Insect Ecology and Conservation Major
Why insect ecology and conservation?
Insects are becoming extinct faster than any other group of species. Conserving insects, the foundation of the world’s biodiversity, is the first step towards protecting the planet. Insect Ecology and Conservation is the study of the most abundant creatures on Earth—insects—and their interactions with other wildlife, humans, and the environment. Our students wonder how and why insects do what they do. They use this curiosity to try and figure out how to reduce negative effects of insects on humans without negatively affecting other life forms. Looking at insects’ structure, function and behavior, entomology majors spend much time in lab and in the field, which are both part of this challenging, biology-based curriculum. Students specialize in all aspects of insect ecology, conservation, physiology, and taxonomy. We have a hands-on curriculum where students learn by doing.

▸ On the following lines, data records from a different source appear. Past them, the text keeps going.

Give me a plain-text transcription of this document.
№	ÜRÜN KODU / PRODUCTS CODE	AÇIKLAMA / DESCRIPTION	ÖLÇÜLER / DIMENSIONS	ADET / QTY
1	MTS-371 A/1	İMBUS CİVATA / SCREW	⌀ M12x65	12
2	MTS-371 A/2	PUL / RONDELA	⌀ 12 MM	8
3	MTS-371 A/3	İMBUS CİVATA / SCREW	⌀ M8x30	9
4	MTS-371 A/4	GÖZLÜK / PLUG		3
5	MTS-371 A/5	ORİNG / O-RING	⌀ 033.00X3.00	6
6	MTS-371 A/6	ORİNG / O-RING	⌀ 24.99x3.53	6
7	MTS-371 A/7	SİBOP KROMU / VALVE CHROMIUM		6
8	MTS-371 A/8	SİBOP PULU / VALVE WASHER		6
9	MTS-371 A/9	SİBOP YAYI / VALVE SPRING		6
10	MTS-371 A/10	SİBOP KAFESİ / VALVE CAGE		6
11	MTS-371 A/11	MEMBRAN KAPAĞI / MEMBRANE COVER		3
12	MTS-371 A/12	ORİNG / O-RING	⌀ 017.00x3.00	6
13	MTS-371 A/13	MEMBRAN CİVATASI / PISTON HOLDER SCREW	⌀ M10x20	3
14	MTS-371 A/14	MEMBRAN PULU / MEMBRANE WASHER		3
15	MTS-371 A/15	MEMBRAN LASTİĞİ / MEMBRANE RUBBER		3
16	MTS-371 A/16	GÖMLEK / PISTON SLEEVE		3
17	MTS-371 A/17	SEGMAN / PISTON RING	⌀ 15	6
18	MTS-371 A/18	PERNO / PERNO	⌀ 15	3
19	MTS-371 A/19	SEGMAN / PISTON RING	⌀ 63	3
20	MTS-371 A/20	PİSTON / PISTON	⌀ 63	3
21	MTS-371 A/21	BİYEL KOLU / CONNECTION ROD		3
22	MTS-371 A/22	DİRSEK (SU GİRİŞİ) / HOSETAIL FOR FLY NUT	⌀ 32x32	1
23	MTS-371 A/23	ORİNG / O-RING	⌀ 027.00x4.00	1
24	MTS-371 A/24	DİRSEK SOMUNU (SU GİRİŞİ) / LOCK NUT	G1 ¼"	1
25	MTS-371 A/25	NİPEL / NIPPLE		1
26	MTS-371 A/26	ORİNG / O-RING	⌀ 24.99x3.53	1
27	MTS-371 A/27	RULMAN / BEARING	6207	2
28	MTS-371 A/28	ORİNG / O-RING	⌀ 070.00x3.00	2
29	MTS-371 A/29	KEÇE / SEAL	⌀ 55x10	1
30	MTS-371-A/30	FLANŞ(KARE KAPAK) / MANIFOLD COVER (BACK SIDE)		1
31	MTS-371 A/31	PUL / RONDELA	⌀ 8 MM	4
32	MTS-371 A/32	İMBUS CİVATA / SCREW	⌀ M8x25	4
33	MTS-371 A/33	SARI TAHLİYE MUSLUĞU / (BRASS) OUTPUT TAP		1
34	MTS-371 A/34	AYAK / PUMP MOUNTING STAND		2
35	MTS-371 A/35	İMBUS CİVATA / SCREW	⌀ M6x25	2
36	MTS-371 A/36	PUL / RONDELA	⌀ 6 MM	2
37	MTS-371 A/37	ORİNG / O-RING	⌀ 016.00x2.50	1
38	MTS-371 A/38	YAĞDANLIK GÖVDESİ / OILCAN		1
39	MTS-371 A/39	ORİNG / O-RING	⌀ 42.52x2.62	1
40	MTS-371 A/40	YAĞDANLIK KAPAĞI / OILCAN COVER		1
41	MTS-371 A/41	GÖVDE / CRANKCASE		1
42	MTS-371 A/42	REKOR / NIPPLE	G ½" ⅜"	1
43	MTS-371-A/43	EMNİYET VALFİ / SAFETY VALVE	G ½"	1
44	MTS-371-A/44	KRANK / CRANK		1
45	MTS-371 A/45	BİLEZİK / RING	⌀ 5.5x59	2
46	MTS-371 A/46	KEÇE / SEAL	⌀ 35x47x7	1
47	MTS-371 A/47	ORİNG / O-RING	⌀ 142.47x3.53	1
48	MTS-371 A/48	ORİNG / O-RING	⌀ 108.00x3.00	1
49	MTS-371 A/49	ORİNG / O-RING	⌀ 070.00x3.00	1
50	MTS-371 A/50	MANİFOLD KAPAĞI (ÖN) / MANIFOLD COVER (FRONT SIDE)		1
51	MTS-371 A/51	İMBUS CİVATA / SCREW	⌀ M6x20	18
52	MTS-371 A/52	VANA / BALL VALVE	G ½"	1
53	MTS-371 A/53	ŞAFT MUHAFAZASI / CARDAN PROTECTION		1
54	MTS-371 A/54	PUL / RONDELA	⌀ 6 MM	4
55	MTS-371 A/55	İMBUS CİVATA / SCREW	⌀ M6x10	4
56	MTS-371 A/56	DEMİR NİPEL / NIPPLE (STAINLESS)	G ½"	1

The University of Delaware boasts the only insect ecology and conservation undergraduate major in the nation! UD has the only department that couples insect and wildlife ecology and conservation providing a holistic program that provides our graduates with a more diverse set of professional skills and career options. We have a small and dedicated faculty that work closely with our students on a regular basis through undergraduate research, study abroad trips, in-class field trips, and local research opportunities.
Our graduates are prepared to enter the workforce with a holistic ecosystem level view of our precious landscape. UD prepares students important jobs such as field biologists, pest control operators or agricultural entomologists working towards sustainable solutions in the areas of integrated pest management, biological control, urban entomology, forensic entomology, pollination ecology, insect conservation or environmental education — just to name a few. Many of our students pursue graduate education in entomology in fields like insect ecology, insect conservation or insect taxonomy.
Integrated pest management. Biological control. Pesticide research. Forensic entomology. Environmental consulting. Nature education. Habitat restoration. These careers and more are shared by hundreds of our alumni. While some students enter the workforce right after college, others further their education in graduate school, studying subjects like pest management, insect ecology, and genetics. Whatever your goal, we host job search workshops and career days as you pursue internships, develop your communication skills and network with prospective employers. This, in addition to doing well academically, greatly multiplies your post-graduate opportunities.